I was astounded to discover that the long, straight, bustling, commercial road that runs through my neighbourhood in London follows an old Roman road. In some places the Roman stones are still buried beneath the modern tarmac. Crucially, the road system built by the Romans was their highest military technology, their equivalent of the stealth bomber or the Apache helicopter a technology that allowed a huge empire to be maintained by a relatively small army that could move quickly and safely along these paved, all-weather roads. It is extraordinary that London, a city that should be shaped by Tudor kings, the British Empire, Victorian engineers, and modern international finance, is a city fundamentally drawn, even to this day, by abandoned Roman military hardware.
 
Which brings me to archaeology, since I have always seen myself as more of a discoverer of the hidden in a landscape than as any kind of "artist." Anybody interested in the effects of war quickly becomes an expert in ruins, detritus, artefacts, and these images are the result of a long fascination with ruins and their portrayal through the history of art.

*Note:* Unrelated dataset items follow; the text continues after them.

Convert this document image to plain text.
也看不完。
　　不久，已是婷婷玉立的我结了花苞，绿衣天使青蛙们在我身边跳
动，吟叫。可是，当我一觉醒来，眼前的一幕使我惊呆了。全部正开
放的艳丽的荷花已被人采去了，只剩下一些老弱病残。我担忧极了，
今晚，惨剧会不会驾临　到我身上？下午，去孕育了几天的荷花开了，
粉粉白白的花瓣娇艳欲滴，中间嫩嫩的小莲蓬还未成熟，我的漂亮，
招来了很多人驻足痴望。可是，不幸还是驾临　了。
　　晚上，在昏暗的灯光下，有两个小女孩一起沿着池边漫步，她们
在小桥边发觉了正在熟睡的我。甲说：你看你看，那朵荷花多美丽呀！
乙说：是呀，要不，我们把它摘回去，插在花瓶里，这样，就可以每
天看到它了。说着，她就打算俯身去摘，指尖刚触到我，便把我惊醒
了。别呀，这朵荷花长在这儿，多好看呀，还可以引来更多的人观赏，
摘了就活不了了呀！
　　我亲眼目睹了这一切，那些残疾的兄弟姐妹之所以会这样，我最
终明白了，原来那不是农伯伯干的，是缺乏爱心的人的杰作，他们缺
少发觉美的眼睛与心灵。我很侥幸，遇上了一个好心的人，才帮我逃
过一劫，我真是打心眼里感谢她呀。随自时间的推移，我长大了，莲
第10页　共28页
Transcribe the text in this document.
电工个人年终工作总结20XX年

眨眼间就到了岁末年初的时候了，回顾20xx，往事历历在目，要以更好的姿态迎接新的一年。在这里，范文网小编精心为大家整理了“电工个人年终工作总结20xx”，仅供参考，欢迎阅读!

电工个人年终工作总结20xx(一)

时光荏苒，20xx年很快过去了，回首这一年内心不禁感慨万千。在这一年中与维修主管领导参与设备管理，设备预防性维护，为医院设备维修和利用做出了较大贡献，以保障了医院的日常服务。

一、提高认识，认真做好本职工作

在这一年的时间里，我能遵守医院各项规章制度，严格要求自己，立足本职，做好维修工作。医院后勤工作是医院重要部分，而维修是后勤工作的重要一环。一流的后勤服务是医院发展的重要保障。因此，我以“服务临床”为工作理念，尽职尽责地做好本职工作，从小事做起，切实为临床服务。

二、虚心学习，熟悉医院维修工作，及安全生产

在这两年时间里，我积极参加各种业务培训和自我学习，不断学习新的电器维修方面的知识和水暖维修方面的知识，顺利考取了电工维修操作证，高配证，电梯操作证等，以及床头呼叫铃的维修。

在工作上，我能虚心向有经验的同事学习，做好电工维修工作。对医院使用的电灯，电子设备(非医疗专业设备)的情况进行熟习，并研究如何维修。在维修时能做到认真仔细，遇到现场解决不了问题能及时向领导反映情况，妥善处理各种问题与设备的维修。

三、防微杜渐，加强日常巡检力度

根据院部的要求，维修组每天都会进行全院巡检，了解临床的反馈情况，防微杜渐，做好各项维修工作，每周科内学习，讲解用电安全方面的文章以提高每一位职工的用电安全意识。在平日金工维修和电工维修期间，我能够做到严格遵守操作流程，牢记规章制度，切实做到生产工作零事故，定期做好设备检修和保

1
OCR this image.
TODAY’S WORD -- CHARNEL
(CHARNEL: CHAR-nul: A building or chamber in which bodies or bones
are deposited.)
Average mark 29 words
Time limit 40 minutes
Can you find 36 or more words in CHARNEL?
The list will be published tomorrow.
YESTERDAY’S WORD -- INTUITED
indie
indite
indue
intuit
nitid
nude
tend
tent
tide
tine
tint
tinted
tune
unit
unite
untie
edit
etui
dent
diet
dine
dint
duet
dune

Some of the earliest photographers were ruin photographers and they drew on the devastation and decay in the paintings of Nicolas Poussin and Claude Lorrain, in the garden designs of Capability Brown, in the novels of Horace Walpole and Mary Shelley, and in the work of such poets as Percy Shelley and Lord Byron. The thinking that united these artists is fundamentally misunderstood the ruins in these artworks were not examples of dreamy-headed pictorialism but profound philosophical and political metaphors for the foolishness of pride; for awe and the Sublime; and, most importantly to me, for the vanity of Empire.
 
Since Israel represents perhaps the purest form of the "soft imperialism" that America has used in the making of its global empire, it is a good place to meditate upon the brutality and arrogance necessary for that empire's construction and, in turn, what these new ruins might mean for all of us."